When I was in Paris I saw the Rauschenberg Combines show. These are some weird pieces, made out of unusual materials (like, say, a goat,) and my understanding was that this was seen as a pretty radical departure at the time (late 50's.)

Last Saturday night I went to MOMA, and was struck by some Miro work from the 1930's. (Would be good if I could remember the name's of some of the pieces, but alas....) To my admittedly untrained eye they seemed at least as weird and sculptural and unpainterly as the later Rauschenberg's. Ropes and parrots and hats and all sort of objects.

So I'm guessing my understanding of why Rauschenberg was so radical needs some deepening. It's not just that he used found objects in his work. But what more?
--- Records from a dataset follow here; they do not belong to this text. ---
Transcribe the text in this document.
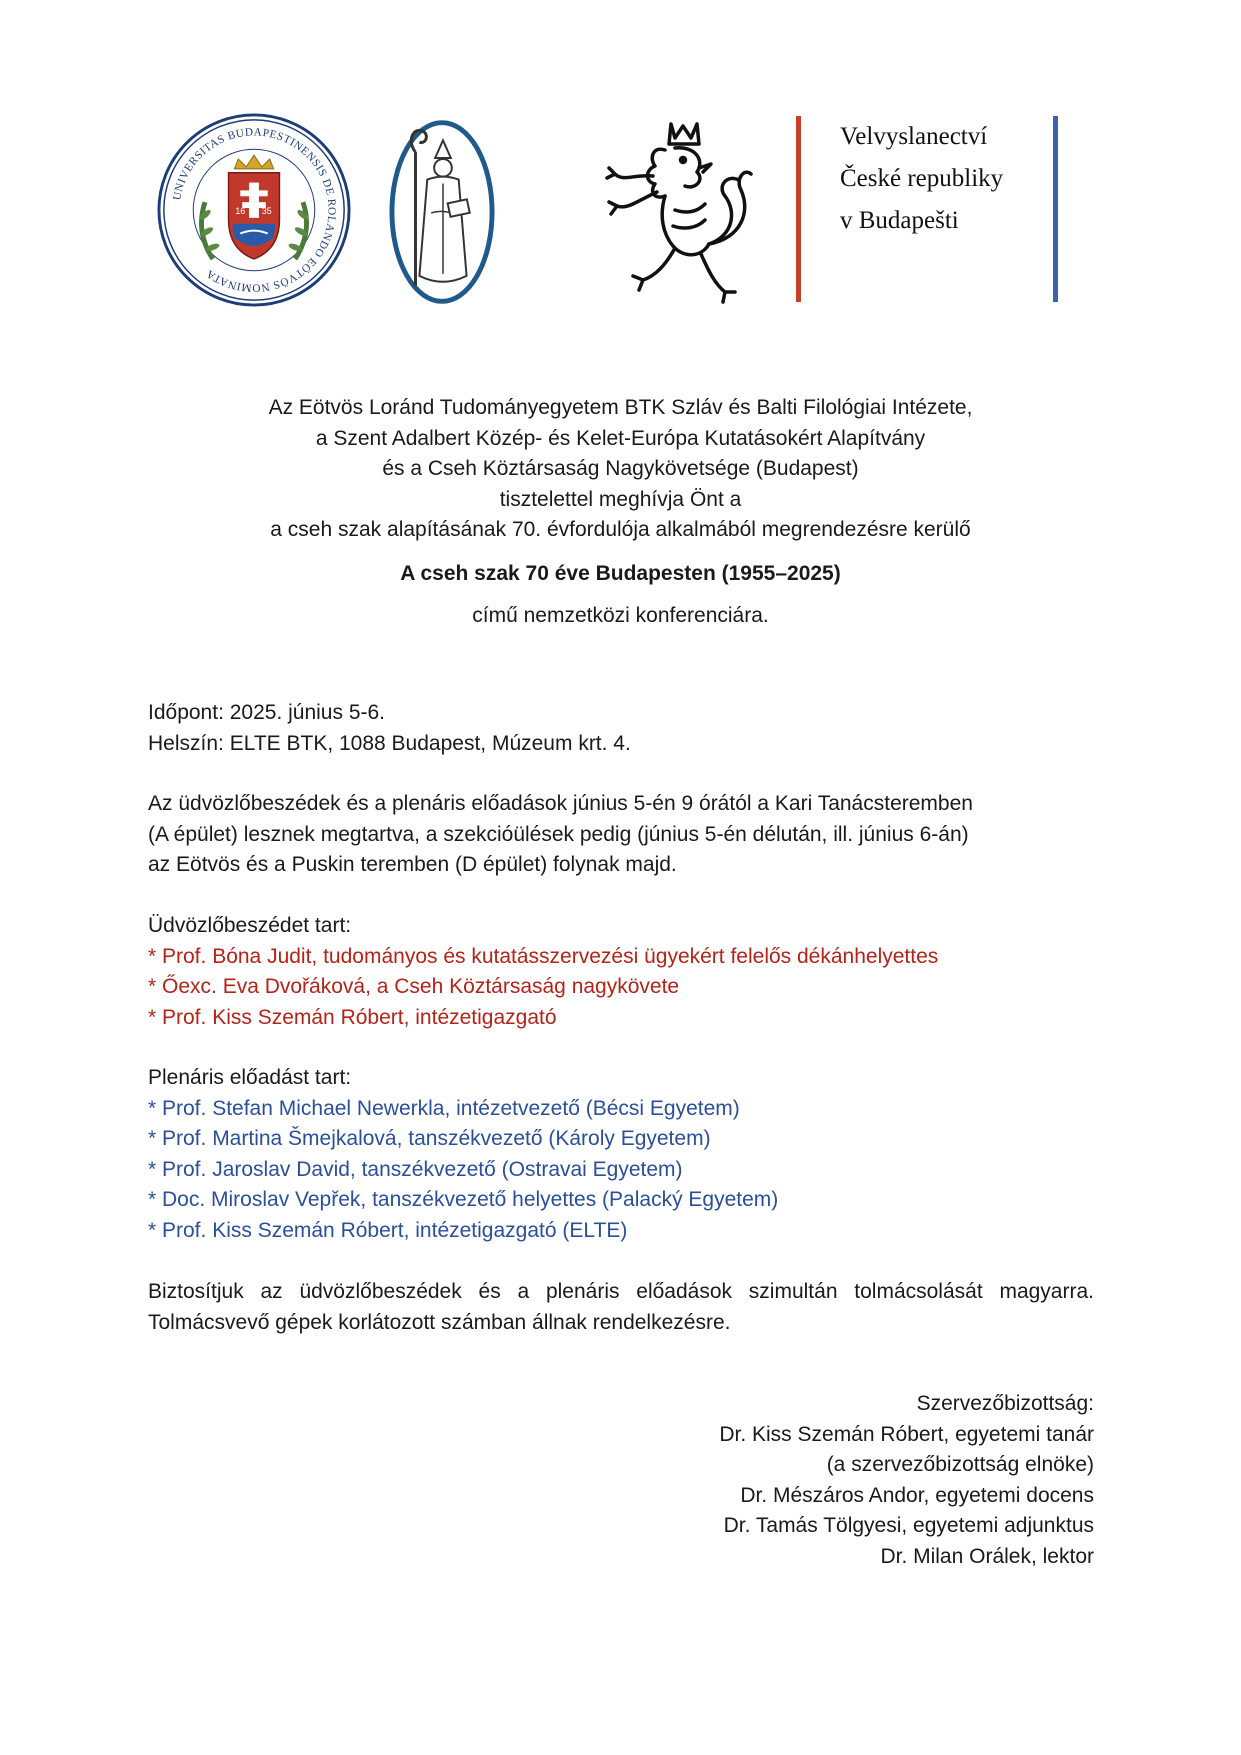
UNIVERSITAS BUDAPESTINENSIS DE ROLANDO EÖTVÖS NOMINATA
16 35
Velvyslanectví
České republiky
v Budapešti
Az Eötvös Loránd Tudományegyetem BTK Szláv és Balti Filológiai Intézete,
a Szent Adalbert Közép- és Kelet-Európa Kutatásokért Alapítvány
és a Cseh Köztársaság Nagykövetsége (Budapest)
tisztelettel meghívja Önt a
a cseh szak alapításának 70. évfordulója alkalmából megrendezésre kerülő
A cseh szak 70 éve Budapesten (1955–2025)
című nemzetközi konferenciára.
Időpont: 2025. június 5-6.
Helszín: ELTE BTK, 1088 Budapest, Múzeum krt. 4.
Az üdvözlőbeszédek és a plenáris előadások június 5-én 9 órától a Kari Tanácsteremben
(A épület) lesznek megtartva, a szekcióülések pedig (június 5-én délután, ill. június 6-án)
az Eötvös és a Puskin teremben (D épület) folynak majd.
Üdvözlőbeszédet tart:
* Prof. Bóna Judit, tudományos és kutatásszervezési ügyekért felelős dékánhelyettes
* Őexc. Eva Dvořáková, a Cseh Köztársaság nagykövete
* Prof. Kiss Szemán Róbert, intézetigazgató
Plenáris előadást tart:
* Prof. Stefan Michael Newerkla, intézetvezető (Bécsi Egyetem)
* Prof. Martina Šmejkalová, tanszékvezető (Károly Egyetem)
* Prof. Jaroslav David, tanszékvezető (Ostravai Egyetem)
* Doc. Miroslav Vepřek, tanszékvezető helyettes (Palacký Egyetem)
* Prof. Kiss Szemán Róbert, intézetigazgató (ELTE)
Biztosítjuk az üdvözlőbeszédek és a plenáris előadások szimultán tolmácsolását magyarra. Tolmácsvevő gépek korlátozott számban állnak rendelkezésre.
Szervezőbizottság:
Dr. Kiss Szemán Róbert, egyetemi tanár
(a szervezőbizottság elnöke)
Dr. Mészáros Andor, egyetemi docens
Dr. Tamás Tölgyesi, egyetemi adjunktus
Dr. Milan Orálek, lektor
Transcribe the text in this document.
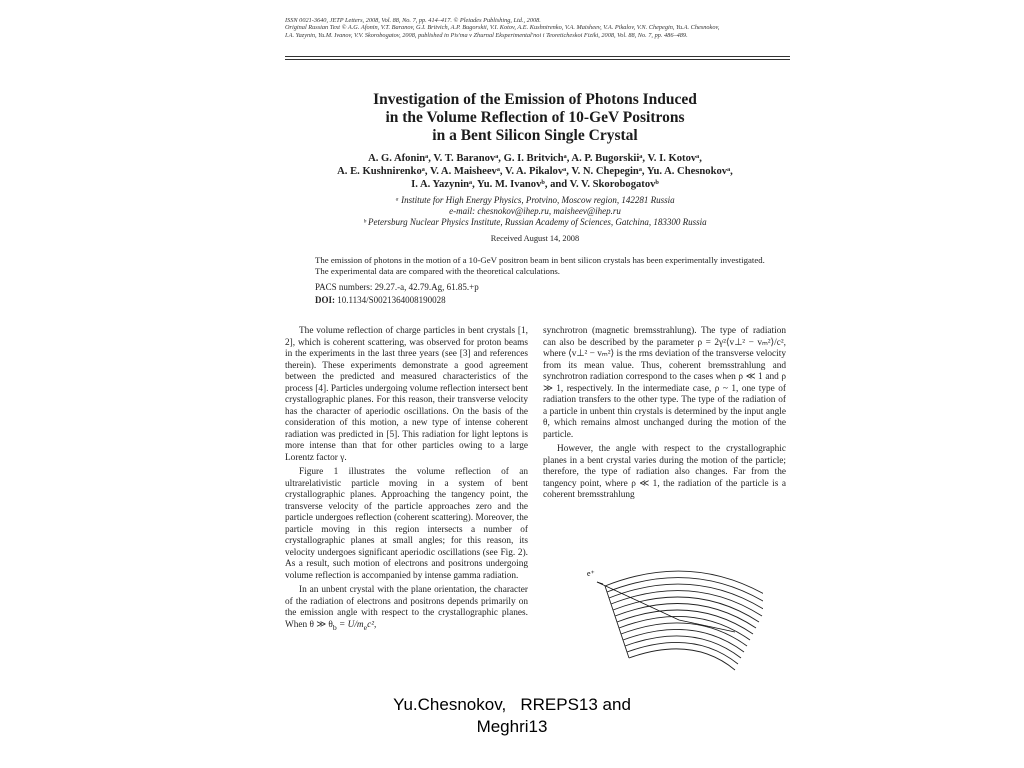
ISSN 0021-3640, JETP Letters, 2008, Vol. 88, No. 7, pp. 414–417. © Pleiades Publishing, Ltd., 2008.
Original Russian Text © A.G. Afonin, V.T. Baranov, G.I. Britvich, A.P. Bugorskii, V.I. Kotov, A.E. Kushnirenko, V.A. Maisheev, V.A. Pikalov, V.N. Chepegin, Yu.A. Chesnokov,
I.A. Yazynin, Yu.M. Ivanov, V.V. Skorobogatov, 2008, published in Pis'ma v Zhurnal Eksperimental'noi i Teoreticheskoi Fiziki, 2008, Vol. 88, No. 7, pp. 486–489.
Investigation of the Emission of Photons Induced
in the Volume Reflection of 10-GeV Positrons
in a Bent Silicon Single Crystal
A. G. Afoninᵃ, V. T. Baranovᵃ, G. I. Britvichᵃ, A. P. Bugorskiiᵃ, V. I. Kotovᵃ,
A. E. Kushnirenkoᵃ, V. A. Maisheevᵃ, V. A. Pikalovᵃ, V. N. Chepeginᵃ, Yu. A. Chesnokovᵃ,
I. A. Yazyninᵃ, Yu. M. Ivanovᵇ, and V. V. Skorobogatovᵇ
ᵃ Institute for High Energy Physics, Protvino, Moscow region, 142281 Russia
e-mail: chesnokov@ihep.ru, maisheev@ihep.ru
ᵇ Petersburg Nuclear Physics Institute, Russian Academy of Sciences, Gatchina, 183300 Russia
Received August 14, 2008
The emission of photons in the motion of a 10-GeV positron beam in bent silicon crystals has been experimentally investigated. The experimental data are compared with the theoretical calculations.
PACS numbers: 29.27.-a, 42.79.Ag, 61.85.+p
DOI: 10.1134/S0021364008190028

The volume reflection of charge particles in bent crystals [1, 2], which is coherent scattering, was observed for proton beams in the experiments in the last three years (see [3] and references therein). These experiments demonstrate a good agreement between the predicted and measured characteristics of the process [4]. Particles undergoing volume reflection intersect bent crystallographic planes. For this reason, their transverse velocity has the character of aperiodic oscillations. On the basis of the consideration of this motion, a new type of intense coherent radiation was predicted in [5]. This radiation for light leptons is more intense than that for other particles owing to a large Lorentz factor γ.

Figure 1 illustrates the volume reflection of an ultrarelativistic particle moving in a system of bent crystallographic planes. Approaching the tangency point, the transverse velocity of the particle approaches zero and the particle undergoes reflection (coherent scattering). Moreover, the particle moving in this region intersects a number of crystallographic planes at small angles; for this reason, its velocity undergoes significant aperiodic oscillations (see Fig. 2). As a result, such motion of electrons and positrons undergoing volume reflection is accompanied by intense gamma radiation.

In an unbent crystal with the plane orientation, the character of the radiation of electrons and positrons depends primarily on the emission angle with respect to the crystallographic planes. When θ ≫ $\theta_b = U/m_ec^2$,

synchrotron (magnetic bremsstrahlung). The type of radiation can also be described by the parameter ρ = 2γ²⟨v⊥² − vₘ²⟩/c², where ⟨v⊥² − vₘ²⟩ is the rms deviation of the transverse velocity from its mean value. Thus, coherent bremsstrahlung and synchrotron radiation correspond to the cases when ρ ≪ 1 and ρ ≫ 1, respectively. In the intermediate case, ρ ~ 1, one type of radiation transfers to the other type. The type of the radiation of a particle in unbent thin crystals is determined by the input angle θ, which remains almost unchanged during the motion of the particle.

However, the angle with respect to the crystallographic planes in a bent crystal varies during the motion of the particle; therefore, the type of radiation also changes. Far from the tangency point, where ρ ≪ 1, the radiation of the particle is a coherent bremsstrahlung

e⁺
Yu.Chesnokov, RREPS13 and
Meghri13
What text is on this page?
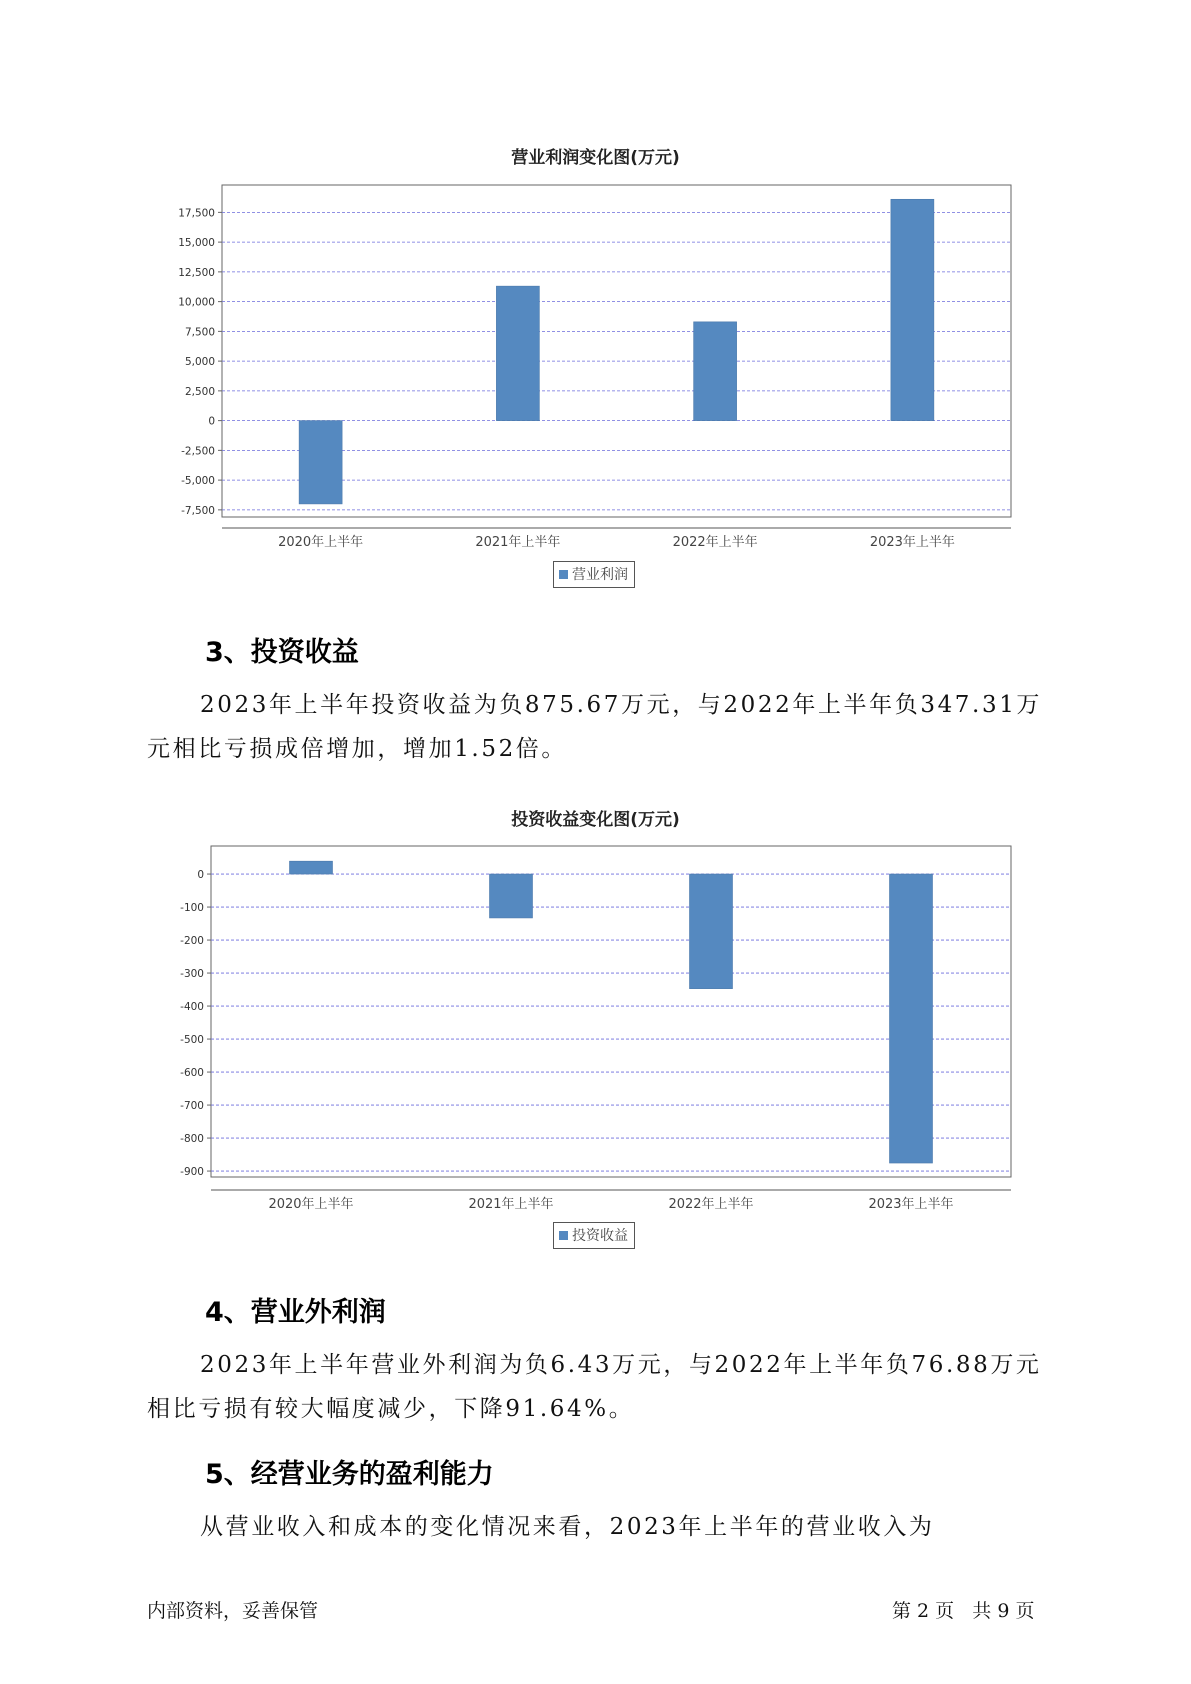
营业利润变化图(万元)
-7,500
-5,000
-2,500
0
2,500
5,000
7,500
10,000
12,500
15,000
17,500
2020年上半年	2021年上半年	2022年上半年	2023年上半年
营业利润
3、投资收益
2023年上半年投资收益为负875.67万元，与2022年上半年负347.31万
元相比亏损成倍增加，增加1.52倍。
投资收益变化图(万元)
-900
-800
-700
-600
-500
-400
-300
-200
-100
0
2020年上半年	2021年上半年	2022年上半年	2023年上半年
投资收益
4、营业外利润
2023年上半年营业外利润为负6.43万元，与2022年上半年负76.88万元
相比亏损有较大幅度减少，下降91.64%。
5、经营业务的盈利能力
从营业收入和成本的变化情况来看，2023年上半年的营业收入为
内部资料，妥善保管	第 2 页   共 9 页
Hopefully this doesn't seem too stupid or too impossibly broad.
- jim 2-14-2007 2:35 am

my 2 cents. miro is a european surrealist painter. he mostly fits into a 1st 1/4 20c european evolution of modernism. cubiism>>dada>>surrealism / rauschnberg is coming into the tail end of american abstract painting that was peak exploding with the greatness of pollack and all the others like rothko while he was in school. what to do with all that energy around? compete with it agressivly. there were notions of (post wwII) pop in the air germinating too. bring some of those americana pop objects to the painting. keep upping the dynamics ante for expressionist abstract painting. rauschenberg was my first big influence but i saw his weakness (too many elements to the collage) so i went to warhol for a more refined appropriation approach . warhol quit the dynamic expressionism painting contest and brought back thinness of surface and allowed more idea to manifest conversely. rauschemberg is still stradeling expressionism and pop. andy and everyone else moved on. way too nut shell. sorry. ask alex or tom.
- bill 2-14-2007 3:46 am [add a comment]


Very helpful Bill (of course.) Thanks.
- jim 2-14-2007 4:21 am [add a comment]


What Bill said.
It's more the aggressive style than the types of objects he was bringing into the art field. RR is grittier, more "street" than Miro. Also the painting style is more chaotic. Miro stayed pretty refined and "Parisian" even in his most abstract pieces.